Keeping it all on track

There were more than 100 people in my Directorate, working in offices around country. Many of them were specialists with expertise I didn’t have. We faced a mammoth delivery agenda, serving colleagues across the organisation and thousands of stakeholders outside it. Performance was not the best. We needed to make savings but none of our internal customers wanted to lose ‘their’ service. I was new to the department and new to this level of leadership. Deep breath.

Suddenly, my ideals on delegation, on ‘setting up’ my team to deliver seemed under threat: I didn’t have firm foundations in place in the team or my knowledge; even if I asked the right questions, sometimes I didn’t understand the answers. How was I supposed to keep this all on track, let alone improve it and deliver more for less? And even if I wanted to take over, I couldn’t because I didn’t have the skills.

I recently heard that there’s no word in Spanish for ‘accountability’. You can say ‘responsibility’ but it doesn’t quite have the same implication of having to answer for what you’ve done (or what you haven’t). I wasn’t just responsible for the Directorate’s work. I was accountable for it.

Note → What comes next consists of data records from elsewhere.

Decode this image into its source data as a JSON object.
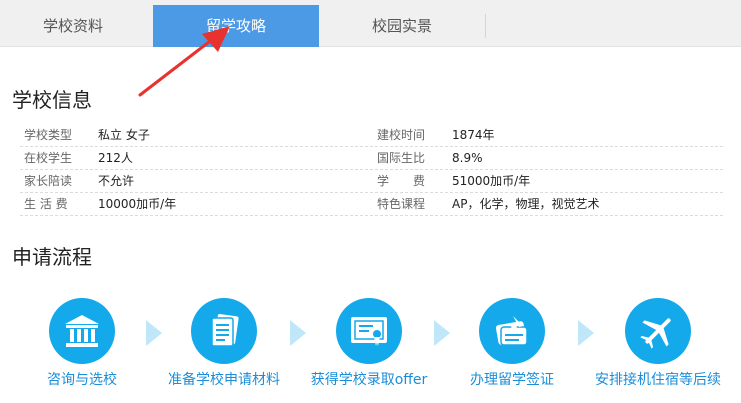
{
  "tabs": [
    {
      "label": "学校资料"
    },
    {
      "label": "留学攻略"
    },
    {
      "label": "校园实景"
    }
  ],
  "school_info": {
    "title": "学校信息",
    "rows": [
      {
        "label1": "学校类型",
        "value1": "私立 女子",
        "label2": "建校时间",
        "value2": "1874年"
      },
      {
        "label1": "在校学生",
        "value1": "212人",
        "label2": "国际生比",
        "value2": "8.9%"
      },
      {
        "label1": "家长陪读",
        "value1": "不允许",
        "label2": "学　　费",
        "value2": "51000加币/年"
      },
      {
        "label1": "生 活 费",
        "value1": "10000加币/年",
        "label2": "特色课程",
        "value2": "AP，化学，物理，视觉艺术"
      }
    ]
  },
  "process": {
    "title": "申请流程",
    "steps": [
      {
        "label": "咨询与选校",
        "icon": "bank-icon"
      },
      {
        "label": "准备学校申请材料",
        "icon": "document-icon"
      },
      {
        "label": "获得学校录取offer",
        "icon": "certificate-icon"
      },
      {
        "label": "办理留学签证",
        "icon": "passport-icon"
      },
      {
        "label": "安排接机住宿等后续",
        "icon": "airplane-icon"
      }
    ]
  },
  "colors": {
    "accent": "#4c9ae6",
    "step_circle": "#14a9ea",
    "step_label": "#1a8ed8",
    "arrow": "#e8322d",
    "chevron": "#bfe7f9"
  }
}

As you climb further up the ladder, your role overseeing multiple, complex pieces of work gets broader just as you get more distant from the day-to-day activity and become less likely to be expert in everything you’re accountable for. Even if you manage to set the team up to deliver, how can you keep track of how things are going? How do you judge where and when to offer support, or to intervene? Good governance is an essential part of the systems and culture you build as a leader. And it’s terribly hard.

I learned some valuable lessons in that role – through my failure as much as my success –and then interviewed lots of new Directors to see what they had learned. Here are some of the things they shared:

😎Beware Optimism Bias: when you ask how things are going, many people are more likely to be positive than not and to want to reassure you that ‘it’s all fine’ and they’ve ‘got it covered’. They’re not necessarily lying. They might just be giving others the benefit of the doubt or making assumptions about what you want, or need, to hear. This tendency will be worse in contexts where historically raising problems has been met with punitive action rather than support. To help manage this, set up systems that use concrete and consistent data as a basis for the judgement and don’t be afraid to probe: “What makes you say that?”; “How would we know if it wasn’t on track?”; “What are you worried about?”; “Is there anything I haven’t asked about that I should know?”

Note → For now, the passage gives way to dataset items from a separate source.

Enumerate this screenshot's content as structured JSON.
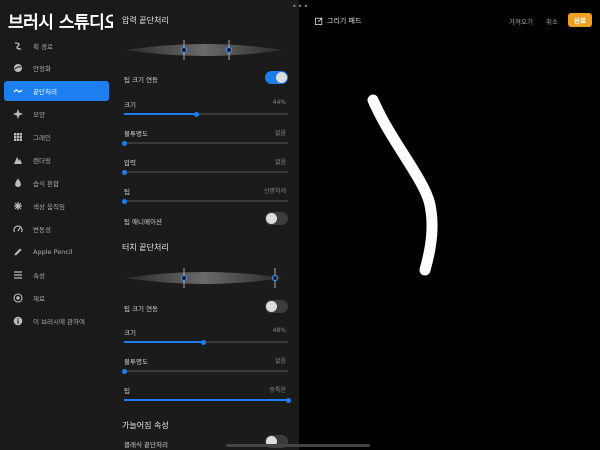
{
  "app": {
    "title": "브러시 스튜디오"
  },
  "sidebar": {
    "items": [
      {
        "label": "획 경로",
        "icon": "stroke-path-icon",
        "active": false
      },
      {
        "label": "안정화",
        "icon": "stabilization-icon",
        "active": false
      },
      {
        "label": "끝단처리",
        "icon": "taper-icon",
        "active": true
      },
      {
        "label": "모양",
        "icon": "shape-icon",
        "active": false
      },
      {
        "label": "그레인",
        "icon": "grain-icon",
        "active": false
      },
      {
        "label": "렌더링",
        "icon": "rendering-icon",
        "active": false
      },
      {
        "label": "습식 혼합",
        "icon": "wet-mix-icon",
        "active": false
      },
      {
        "label": "색상 움직임",
        "icon": "color-dynamics-icon",
        "active": false
      },
      {
        "label": "변동성",
        "icon": "dynamics-icon",
        "active": false
      },
      {
        "label": "Apple Pencil",
        "icon": "pencil-icon",
        "active": false
      },
      {
        "label": "속성",
        "icon": "properties-icon",
        "active": false
      },
      {
        "label": "재료",
        "icon": "materials-icon",
        "active": false
      },
      {
        "label": "이 브러시에 관하여",
        "icon": "info-icon",
        "active": false
      }
    ]
  },
  "pressure_taper": {
    "title": "압력 끝단처리",
    "tip_size_link": {
      "label": "팁 크기 연동",
      "on": true
    },
    "size": {
      "label": "크기",
      "value": "44%",
      "level": 0.44
    },
    "opacity": {
      "label": "불투명도",
      "value": "없음",
      "level": 0
    },
    "pressure": {
      "label": "압력",
      "value": "없음",
      "level": 0
    },
    "tip": {
      "label": "팁",
      "value": "선명하게",
      "level": 0
    },
    "tip_animation": {
      "label": "팁 애니메이션",
      "on": false
    }
  },
  "touch_taper": {
    "title": "터치 끝단처리",
    "tip_size_link": {
      "label": "팁 크기 연동",
      "on": false
    },
    "size": {
      "label": "크기",
      "value": "48%",
      "level": 0.48
    },
    "opacity": {
      "label": "불투명도",
      "value": "없음",
      "level": 0
    },
    "tip": {
      "label": "팁",
      "value": "뭉툭한",
      "level": 1.0
    }
  },
  "taper_properties": {
    "title": "가늘어짐 속성",
    "classic_taper": {
      "label": "클래식 끝단처리",
      "on": false
    }
  },
  "canvas": {
    "title": "그리기 패드",
    "import_label": "가져오기",
    "cancel_label": "취소",
    "done_label": "완료"
  },
  "colors": {
    "accent": "#1d7ef0",
    "done": "#f0a020"
  }
}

🎉Celebrate Failure: as well as watching your own behaviour when you receive bad news, you can take other steps to create psychological safety for your leaders. Create regular forums for discussing things that went wrong, share your own lapses of judgement and oversights publicly and reward those who speak up about problems or concerns. This can feel risky if the wider organisational context doesn’t support it – I worked in Government, which is not always know for its ability to admit mistakes – so build your credibility first and look at how you can shift the culture among your peers and bosses too.

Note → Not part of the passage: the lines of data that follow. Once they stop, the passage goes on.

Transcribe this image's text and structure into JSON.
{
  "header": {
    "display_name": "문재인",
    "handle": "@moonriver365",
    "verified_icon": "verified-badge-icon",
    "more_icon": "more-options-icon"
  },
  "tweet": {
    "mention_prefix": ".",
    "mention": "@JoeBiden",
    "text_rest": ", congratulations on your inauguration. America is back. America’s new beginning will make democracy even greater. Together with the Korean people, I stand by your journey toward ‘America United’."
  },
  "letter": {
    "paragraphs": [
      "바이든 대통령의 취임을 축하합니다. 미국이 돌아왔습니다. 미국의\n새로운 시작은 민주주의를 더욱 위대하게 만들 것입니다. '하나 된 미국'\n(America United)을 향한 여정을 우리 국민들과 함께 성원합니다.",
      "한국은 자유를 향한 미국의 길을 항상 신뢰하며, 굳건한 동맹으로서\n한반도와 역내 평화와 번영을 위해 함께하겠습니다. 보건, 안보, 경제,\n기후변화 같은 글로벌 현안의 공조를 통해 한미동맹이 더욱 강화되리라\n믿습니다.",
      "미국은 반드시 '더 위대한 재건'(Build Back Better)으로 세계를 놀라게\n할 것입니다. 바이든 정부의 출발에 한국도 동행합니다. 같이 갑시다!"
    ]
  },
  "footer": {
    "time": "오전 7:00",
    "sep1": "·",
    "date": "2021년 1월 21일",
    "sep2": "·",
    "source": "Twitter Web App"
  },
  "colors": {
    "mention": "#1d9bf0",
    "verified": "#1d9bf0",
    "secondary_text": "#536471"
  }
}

🤓Get training and support. Being an SRO for major projects is not something you can just waltz into and hope to get right. There’s too much riding on it. Find out what you don’t know and make a learning plan early on to either fill the gaps yourself or to recruit people around you who can. I was never going to become a technical expert on some of the things I was accountable for, but I could build networks that would help me formally – e.g. experts joining my project review meetings – and through mentors who I could turn to for help in moments of doubt (including when I didn’t understand the answers to my own questions).

🏭Get back to the floor. The people closest to the work often see the threats and opportunities most clearly. Get out and about in your teams and build the relationships and opportunities that allow information and ideas to flow. I don’t just mean a ‘meet and greet’ tour at the beginning. I mean sitting alongside people at all levels to understand and appreciate their work, seeing what problems they’re facing (and solving) and spotting for yourself the kinks in the system that no amount of governance is ever going to reveal to you.

👍👎Actually manage performance. I often work with leaders who are frustrated with the performance of their team, but have never really communicated their expectations. We somehow expect them to read our minds and when they fall short of our unspoken ideal we’re indignant – they should have known, I shouldn’t have to tell them. Get back to basics: set expectations, give and receive feedback regularly, provide support and challenge, if things don’t improve, do something and do it fast. And if you do find yourself having to let someone go, stop at nothing to then get the talent you need. No amount of governance process or training will make up for not having a competent team.

Finally, know that even if you do all of this, things will still go wrong because that’s life. The key will be to keep calm and keep perspective. So much of how you’re judged will be in how you respond in that moment rather than what you might have done to avoid it. And it will probably be the best training you ever get.